Molecular signature of sleeping nociceptors offers new pain targets

Researchers from the Centre for Addiction and Mental Health (CAMH) and the Institute of Neurophysiology at Uniklinik RWTH Aachen in Germany have deciphered the molecular signature of so-called sleeping nociceptors-a type of pain-sensing nerve cell that normally remains quiet and does not respond to touch or pressure, but can become overactive and drive chronic pain. The findings will be published on Wednedsay, February 4 in the renowned scientific journal Cell.

Approximately ten percent of the population lives with neuropathic (nerve-related) pain, which is frequently associated with abnormal activity of sleeping nociceptors. In chronic pain conditions, these neurons can begin firing on their own, causing ongoing pain even when there is no external trigger. Although their functional properties have been known for many years, their molecular identity remained unclear. Researchers could identify sleeping nociceptors based on how they behave electrically, but they did not know which genes were switched on inside these cells. Without this genetic fingerprint, developing targeted treatments remained out of reach.

An international research team led by Univ.-Prof. Dr. Angelika Lampert (Director of the Institute of Neurophysiology at Uniklinik RWTH Aachen, Germany) and Dr. Shreejoy Tripathy (CAMH Senior Scientist at the Krembil Centre for Neuroinformatics and Associate Professor at University of Toronto), has now closed this key knowledge gap. By measuring both the electrical behaviour and the genetic activity of individual neurons, the researchers were able to identify exactly which genes define sleeping nociceptors. To succeed, the team had to translate between the distinct "languages" of nerve cell electricity and genetics. Co-first author Uniklinik Clinician-Scientist Dr. Jannis Körner recorded the electrical activity of individual neurons using Patch-Seq, a cutting-edge method that combines electrophysiology with single-cell genetic sequencing. These data were then integrated with comprehensive bioinformatics analyses led by co-first author Derek Howard, CAMH Research Methods Specialist under the supervision of Dr. Tripathy.

This collaboration produced a "Rosetta stone" for pain research-a way to translate between these two scientific languages-linking findings from pre-clinical research with the biology of sleeping nociceptors in humans. This allowed the team to assign a molecular identity to sleeping nociceptors and uncover specific targets for future pain therapies.

Molecular hallmarks of sleeping nociceptors

The team's analyses reveal that sleeping nociceptors are defined by a specific molecular signature, which includes, among other components, the oncostatin M receptor (OSMR) and the neuropeptide somatostatin (SST). Co-first author Dr. Körner explains: "The findings also point to additional drug targets, including the ion channel Nav1.9, which was highly expressed in sleeping nociceptors and contributes to their distinctive electrical properties." Put simply, this channel likely helps control how easily sleeping nociceptors become active and targeting Nav1.9 may enable the development of medications that selectively quiet these pain-causing neurons."
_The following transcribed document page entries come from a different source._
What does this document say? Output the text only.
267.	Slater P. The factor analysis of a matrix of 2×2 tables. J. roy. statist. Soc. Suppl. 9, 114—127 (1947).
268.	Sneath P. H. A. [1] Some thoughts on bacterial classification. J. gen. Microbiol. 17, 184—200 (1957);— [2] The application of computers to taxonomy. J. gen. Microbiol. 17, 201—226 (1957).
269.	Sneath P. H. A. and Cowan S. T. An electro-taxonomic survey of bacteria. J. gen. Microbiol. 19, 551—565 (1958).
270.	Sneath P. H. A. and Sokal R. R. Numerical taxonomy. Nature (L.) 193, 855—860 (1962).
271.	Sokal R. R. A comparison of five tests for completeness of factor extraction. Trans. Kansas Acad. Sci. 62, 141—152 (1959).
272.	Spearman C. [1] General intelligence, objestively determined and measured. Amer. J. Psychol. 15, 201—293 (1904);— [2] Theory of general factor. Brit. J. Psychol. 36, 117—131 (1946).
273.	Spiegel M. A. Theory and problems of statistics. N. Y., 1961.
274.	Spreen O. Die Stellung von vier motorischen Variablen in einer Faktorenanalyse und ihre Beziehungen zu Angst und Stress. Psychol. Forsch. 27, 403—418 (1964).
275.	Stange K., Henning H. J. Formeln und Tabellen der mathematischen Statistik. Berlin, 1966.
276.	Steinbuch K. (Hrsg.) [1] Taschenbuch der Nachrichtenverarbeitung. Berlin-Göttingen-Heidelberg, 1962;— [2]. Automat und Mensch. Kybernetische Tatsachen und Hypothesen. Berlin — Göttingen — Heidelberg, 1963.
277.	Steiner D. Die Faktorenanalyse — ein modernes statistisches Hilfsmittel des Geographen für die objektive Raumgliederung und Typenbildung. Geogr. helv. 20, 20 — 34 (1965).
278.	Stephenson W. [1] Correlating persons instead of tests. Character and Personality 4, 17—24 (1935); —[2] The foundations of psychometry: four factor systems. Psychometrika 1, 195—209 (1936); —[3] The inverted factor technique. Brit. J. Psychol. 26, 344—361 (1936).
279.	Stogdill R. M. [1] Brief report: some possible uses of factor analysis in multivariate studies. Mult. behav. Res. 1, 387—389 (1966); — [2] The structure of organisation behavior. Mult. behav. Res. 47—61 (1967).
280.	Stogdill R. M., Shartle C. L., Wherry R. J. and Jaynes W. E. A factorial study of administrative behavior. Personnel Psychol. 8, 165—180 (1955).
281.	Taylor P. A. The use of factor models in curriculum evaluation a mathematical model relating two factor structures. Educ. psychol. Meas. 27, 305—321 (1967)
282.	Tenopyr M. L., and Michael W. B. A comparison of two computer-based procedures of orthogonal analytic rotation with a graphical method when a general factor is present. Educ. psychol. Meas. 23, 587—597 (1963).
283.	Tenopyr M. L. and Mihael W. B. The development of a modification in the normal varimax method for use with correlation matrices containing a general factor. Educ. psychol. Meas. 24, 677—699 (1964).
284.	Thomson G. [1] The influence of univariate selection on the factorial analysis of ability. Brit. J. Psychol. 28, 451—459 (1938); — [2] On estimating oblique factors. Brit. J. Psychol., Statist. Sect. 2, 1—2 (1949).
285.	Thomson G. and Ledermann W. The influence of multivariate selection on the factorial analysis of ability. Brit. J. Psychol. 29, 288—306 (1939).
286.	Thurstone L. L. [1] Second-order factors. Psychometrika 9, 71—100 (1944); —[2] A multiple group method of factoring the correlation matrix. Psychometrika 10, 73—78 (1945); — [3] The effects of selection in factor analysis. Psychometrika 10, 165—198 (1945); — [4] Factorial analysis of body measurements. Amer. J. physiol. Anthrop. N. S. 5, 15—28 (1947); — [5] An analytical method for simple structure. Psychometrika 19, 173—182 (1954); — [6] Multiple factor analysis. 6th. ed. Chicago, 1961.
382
Co-first author Derek Howard adds: "Our bioinformatics analyses pointed to OSMR as a marker of sleeping nociceptors, but that's just a prediction until someone tests it. What made this collaboration special was our colleagues' willingness to take that prediction and validate it." "In our final set of psychophysics experiments, we showed that oncostatin M, which activates OSMR, specifically modulates sleeping nociceptors in the human skin. This confirmed our molecular predictions directly in humans," explains co-first author Dr. Körner.

Our work establishes a new conceptual framework for understanding the emergence of neuropathic pain at the molecular level, while at the same time opening concrete perspectives for the development of new, targeted therapies."

Dr. Angelika Lampert, Director of the Institute of Neurophysiology at Uniklinik RWTH Aachen, Germany

Multi-disciplinary international team

Prof. Lampert highlights the importance of the collaboration: "This work demonstrates the power of interdisciplinary and international cooperation. The success of the study relies on the close integration of specialized centers: while the key experiments were performed in Aachen, crucial single-cell and spatial transcriptomic efforts were undertaken in Mannheim and Dallas." Dr. Tripathy adds: "It was a privilege to be part of such an 'all-star' team of experts. This project is a testament to what can be achieved when we combine diverse scientific perspectives to solve a common problem."

The research team was further strengthened by contributions from the groups led by the renowned pain researchers Barbara Namer (now University of Würzburg), Jordi Serra (King's College London, UK), Martin Schmelz and Hans-Jürgen Solinski (Heidelberg University, Mannheim), Ted Price (University of Texas, Dallas, USA), and William Renthal (Harvard University, USA).